Learning From Less Data
The old adage that practice makes perfect applies to machines as well, as many of today's artificially intelligent devices rely on repetition to learn. Deep-learning algorithms are designed to allow AI devices to glean knowledge from datasets and then apply what they've learned to concrete situations. For example, an AI system is fed data about how the sky is usually blue, which allows it to later recognize the sky in a series of images.
Complex work can be accomplished using this method, but it certainly leaves something to be desired. For instance, could the same results be obtained by exposing deep-learning AI to fewer examples? Boston-based startup Gamalon developed a new technology to try to answer just that, and this week, it released two products that utilize its new approach.
Gamalon calls the technique it employed Bayesian program synthesis. It is based on a mathematical framework named after 18th century mathematician Thomas Bayes. The Bayesian probability is used to refine predictions about the world using experience. This form of probabilistic programming — a code that uses probabilities instead of specific variables — requires fewer examples to make a determination, such as, for example, that the sky is blue with patches of white clouds. The program also refines its knowledge as further examples are provided, and its code can be rewritten to tweak the probabilities.

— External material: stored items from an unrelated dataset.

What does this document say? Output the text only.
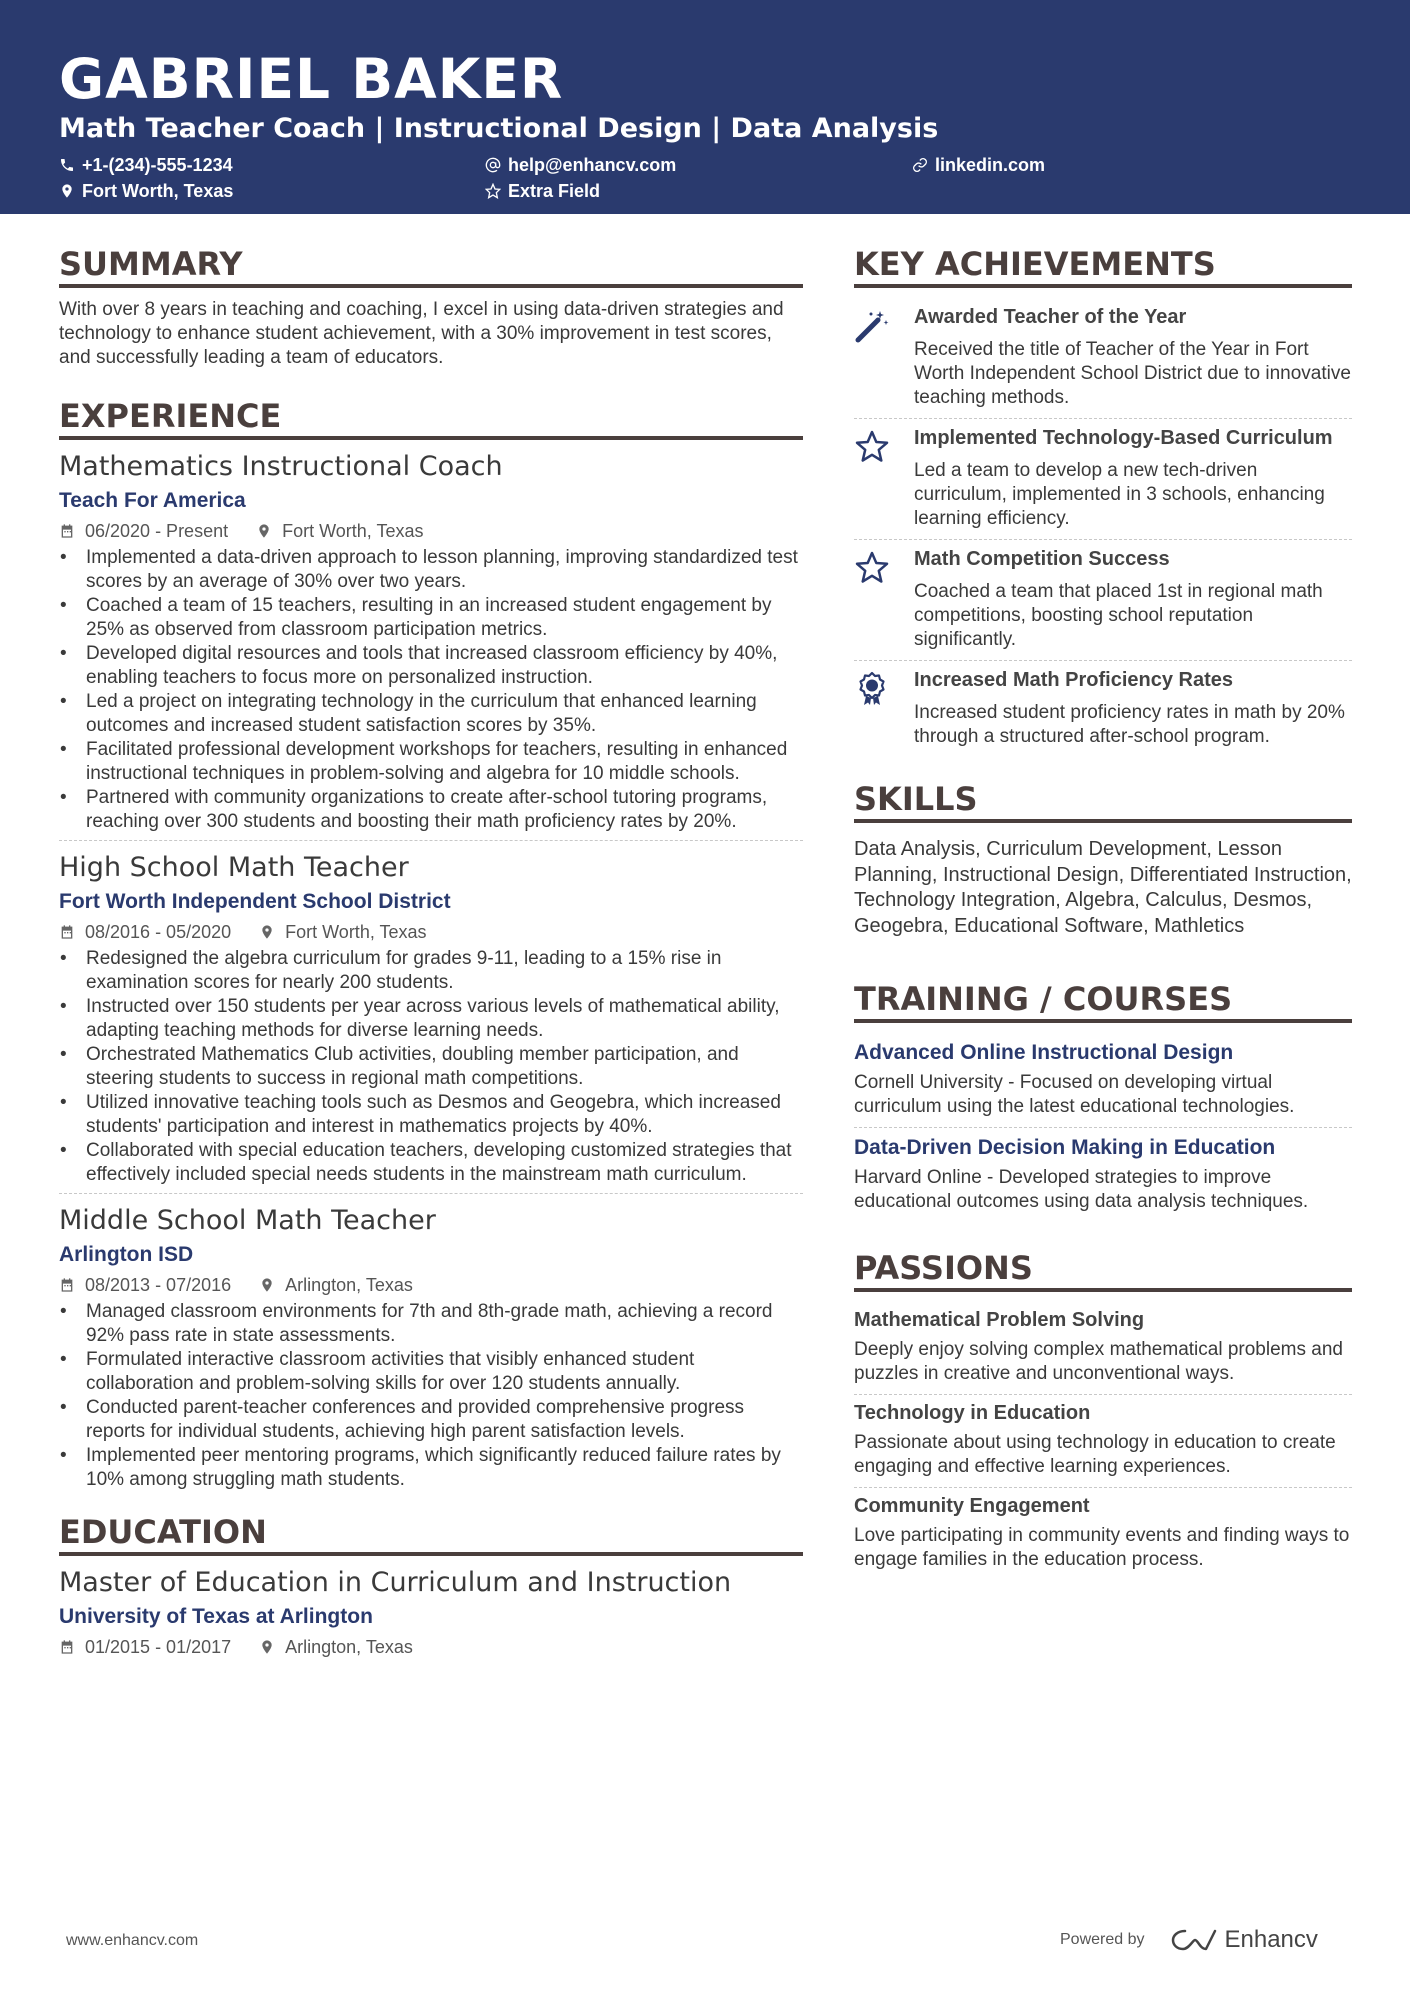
GABRIEL BAKER
Math Teacher Coach | Instructional Design | Data Analysis
+1-(234)-555-1234	help@enhancv.com	linkedin.com
Fort Worth, Texas	Extra Field
SUMMARY
With over 8 years in teaching and coaching, I excel in using data-driven strategies and technology to enhance student achievement, with a 30% improvement in test scores, and successfully leading a team of educators.
EXPERIENCE
Mathematics Instructional Coach
Teach For America
06/2020 - Present	Fort Worth, Texas
• Implemented a data-driven approach to lesson planning, improving standardized test scores by an average of 30% over two years.
• Coached a team of 15 teachers, resulting in an increased student engagement by 25% as observed from classroom participation metrics.
• Developed digital resources and tools that increased classroom efficiency by 40%, enabling teachers to focus more on personalized instruction.
• Led a project on integrating technology in the curriculum that enhanced learning outcomes and increased student satisfaction scores by 35%.
• Facilitated professional development workshops for teachers, resulting in enhanced instructional techniques in problem-solving and algebra for 10 middle schools.
• Partnered with community organizations to create after-school tutoring programs, reaching over 300 students and boosting their math proficiency rates by 20%.
High School Math Teacher
Fort Worth Independent School District
08/2016 - 05/2020	Fort Worth, Texas
• Redesigned the algebra curriculum for grades 9-11, leading to a 15% rise in examination scores for nearly 200 students.
• Instructed over 150 students per year across various levels of mathematical ability, adapting teaching methods for diverse learning needs.
• Orchestrated Mathematics Club activities, doubling member participation, and steering students to success in regional math competitions.
• Utilized innovative teaching tools such as Desmos and Geogebra, which increased students' participation and interest in mathematics projects by 40%.
• Collaborated with special education teachers, developing customized strategies that effectively included special needs students in the mainstream math curriculum.
Middle School Math Teacher
Arlington ISD
08/2013 - 07/2016	Arlington, Texas
• Managed classroom environments for 7th and 8th-grade math, achieving a record 92% pass rate in state assessments.
• Formulated interactive classroom activities that visibly enhanced student collaboration and problem-solving skills for over 120 students annually.
• Conducted parent-teacher conferences and provided comprehensive progress reports for individual students, achieving high parent satisfaction levels.
• Implemented peer mentoring programs, which significantly reduced failure rates by 10% among struggling math students.
EDUCATION
Master of Education in Curriculum and Instruction
University of Texas at Arlington
01/2015 - 01/2017	Arlington, Texas
KEY ACHIEVEMENTS
Awarded Teacher of the Year
Received the title of Teacher of the Year in Fort Worth Independent School District due to innovative teaching methods.
Implemented Technology-Based Curriculum
Led a team to develop a new tech-driven curriculum, implemented in 3 schools, enhancing learning efficiency.
Math Competition Success
Coached a team that placed 1st in regional math competitions, boosting school reputation significantly.
Increased Math Proficiency Rates
Increased student proficiency rates in math by 20% through a structured after-school program.
SKILLS
Data Analysis, Curriculum Development, Lesson Planning, Instructional Design, Differentiated Instruction, Technology Integration, Algebra, Calculus, Desmos, Geogebra, Educational Software, Mathletics
TRAINING / COURSES
Advanced Online Instructional Design
Cornell University - Focused on developing virtual curriculum using the latest educational technologies.
Data-Driven Decision Making in Education
Harvard Online - Developed strategies to improve educational outcomes using data analysis techniques.
PASSIONS
Mathematical Problem Solving
Deeply enjoy solving complex mathematical problems and puzzles in creative and unconventional ways.
Technology in Education
Passionate about using technology in education to create engaging and effective learning experiences.
Community Engagement
Love participating in community events and finding ways to engage families in the education process.
www.enhancv.com	Powered by	Enhancv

While this new approach to programming still has difficult challenges to overcome, it has significant potential to automate the development of machine-learning algorithms. “Probabilistic programming will make machine learning much easier for researchers and practitioners,” explained Brendan Lake, an NYU research fellow who worked on a probabilistic programming technique in 2015. “It has the potential to take care of the difficult [programming] parts automatically.”
Gamalon CEO and cofounder Ben Vigoda showed MIT Technology Review a demo drawing app that uses their new method. The app is similar to one released by Google last year in that it predicts what a person is trying to sketch. However, unlike Google's version, which relied on sketches it had previously seen to make predictions, Gamalon's app relies on probabilistic programming to identify an object's key features. Therefore, even if you draw a figure that's different from what the app has previously seen, as long as it recognizes certain features — like how a square with a triangle on top is probably a house — it will make a correct prediction.
The two products Gamalon released show that this technique could have near-term commercial use. One product, the Gamalon Structure, using Bayesian program synthesis to recognize concepts from raw text, and it does so more efficiently than what's normally possible. For example, after only receiving a manufacturer's description of a television, it can determine its brand, product name, screen resolution, size, and other features. Another app, called Gamalon Match, categorizes products and prices in a store's inventory. In both cases, the system can be trained quickly to recognize variations in acronyms or abbreviations.
Vigoda believes there are other possible applications, as well. For example, if equipped with a Beysian model of machine learning, smartphones or laptops wouldn't need to share personal data with large companies to determine user interests; the calculations could be done effectively within the device. Autonomous cars could also learn to adapt to their environment much faster using this method of learning. The potential impact of smarter machines really can't be overstated.